Which style of cuisine will be big in 2010?
"Evolved tapas; gourmet pizza and burgers; ‘family-style' dining - dishes for sharing."
"I think modern British food will be big and there will be a hell of a lot more emphasis on local produce. I believe there will be a lot more gastropubs getting Michelin stars next year."
"There are a number of areas to hit the food scene in 2010 including more diverse South American cooking from Brazil, Argentina and Peru; street food and planet-conscious eating."
"Sous-vide will become part of mainstream techniques across the industry, not just in fine dining. I also believe we will all be looking to work more closely with farmers' markets and local suppliers. Britain has some amazing produce out there and we just need to work a bit harder to get it into our restaurants."
Which type of cuisine, or which ingredient, will be on its way out?

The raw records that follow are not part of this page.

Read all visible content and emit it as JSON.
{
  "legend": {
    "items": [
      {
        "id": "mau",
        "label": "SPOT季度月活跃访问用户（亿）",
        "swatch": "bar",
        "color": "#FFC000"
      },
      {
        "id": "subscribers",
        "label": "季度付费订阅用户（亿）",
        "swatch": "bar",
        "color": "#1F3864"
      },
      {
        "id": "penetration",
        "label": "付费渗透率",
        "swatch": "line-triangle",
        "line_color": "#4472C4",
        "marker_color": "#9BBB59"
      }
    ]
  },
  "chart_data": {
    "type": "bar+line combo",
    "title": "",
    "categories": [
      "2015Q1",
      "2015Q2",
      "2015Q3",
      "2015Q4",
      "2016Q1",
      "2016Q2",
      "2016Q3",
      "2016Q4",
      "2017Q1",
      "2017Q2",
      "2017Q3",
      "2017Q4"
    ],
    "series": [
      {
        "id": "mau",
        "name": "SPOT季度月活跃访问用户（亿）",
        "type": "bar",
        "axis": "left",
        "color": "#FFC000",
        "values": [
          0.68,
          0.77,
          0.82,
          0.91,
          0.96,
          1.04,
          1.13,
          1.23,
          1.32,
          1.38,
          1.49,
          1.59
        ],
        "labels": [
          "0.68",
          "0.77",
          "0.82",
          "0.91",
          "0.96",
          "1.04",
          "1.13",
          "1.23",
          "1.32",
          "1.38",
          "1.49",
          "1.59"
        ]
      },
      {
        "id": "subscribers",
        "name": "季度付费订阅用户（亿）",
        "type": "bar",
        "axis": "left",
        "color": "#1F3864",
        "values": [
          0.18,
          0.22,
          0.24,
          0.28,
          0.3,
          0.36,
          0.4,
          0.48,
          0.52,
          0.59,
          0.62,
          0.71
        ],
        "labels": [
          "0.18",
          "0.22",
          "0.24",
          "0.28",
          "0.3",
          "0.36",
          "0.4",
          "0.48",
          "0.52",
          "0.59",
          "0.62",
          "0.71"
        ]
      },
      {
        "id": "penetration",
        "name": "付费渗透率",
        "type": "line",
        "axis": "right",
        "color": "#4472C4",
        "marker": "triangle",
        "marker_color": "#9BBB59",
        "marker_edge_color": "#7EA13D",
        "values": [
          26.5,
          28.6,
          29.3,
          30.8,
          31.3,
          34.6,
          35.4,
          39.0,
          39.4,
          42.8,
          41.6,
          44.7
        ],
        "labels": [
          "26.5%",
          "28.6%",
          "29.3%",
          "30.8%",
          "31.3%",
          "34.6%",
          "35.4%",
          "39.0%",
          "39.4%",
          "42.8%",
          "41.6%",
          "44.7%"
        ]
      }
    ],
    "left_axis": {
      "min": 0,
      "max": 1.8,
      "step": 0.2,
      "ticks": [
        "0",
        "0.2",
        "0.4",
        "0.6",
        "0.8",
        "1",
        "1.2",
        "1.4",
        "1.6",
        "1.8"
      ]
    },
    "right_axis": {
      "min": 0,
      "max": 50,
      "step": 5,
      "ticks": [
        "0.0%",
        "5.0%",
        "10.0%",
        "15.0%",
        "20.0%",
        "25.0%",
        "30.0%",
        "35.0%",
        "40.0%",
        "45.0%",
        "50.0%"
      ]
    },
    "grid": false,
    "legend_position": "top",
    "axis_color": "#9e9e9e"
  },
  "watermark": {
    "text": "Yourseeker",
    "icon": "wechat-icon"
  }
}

"Foams and froths, with any luck."
"It'll hopefully be really bad copy-cats of modern chefs who put no real research or true energy into their food. It's all about being famous - I hate it."
"The celebrity chef."
Who will win the 2010 FIFA World Cup, and why?
"What sport is that?"
Thomasina Miers, co-owner, Wahaca
"Is there a world cup next year? We Scots will be watching the movie Out of Africa instead."
"Don't have a preference. I just hope Thierry Henry has a really bad tournament (he isn't too popular with the Irish)."
"Well, to start with, who's taking part?"
"Certainly not France. Without Zidane they look extremely ordinary."
"Got be England. It's our turn. (Are we in it?)"
What will be your New Year ‘s resolution?
"Don't ever have one. If you need the New Year as an excuse to do something, then you might as well not bother. Departing of two stone would be good, though."
"Not to lose any weight."
"Try not to open too many restaurants, as ordered by my wife."
"I want to be a qualified pilot by the time I'm 40 in June. So far I've logged 30 hours."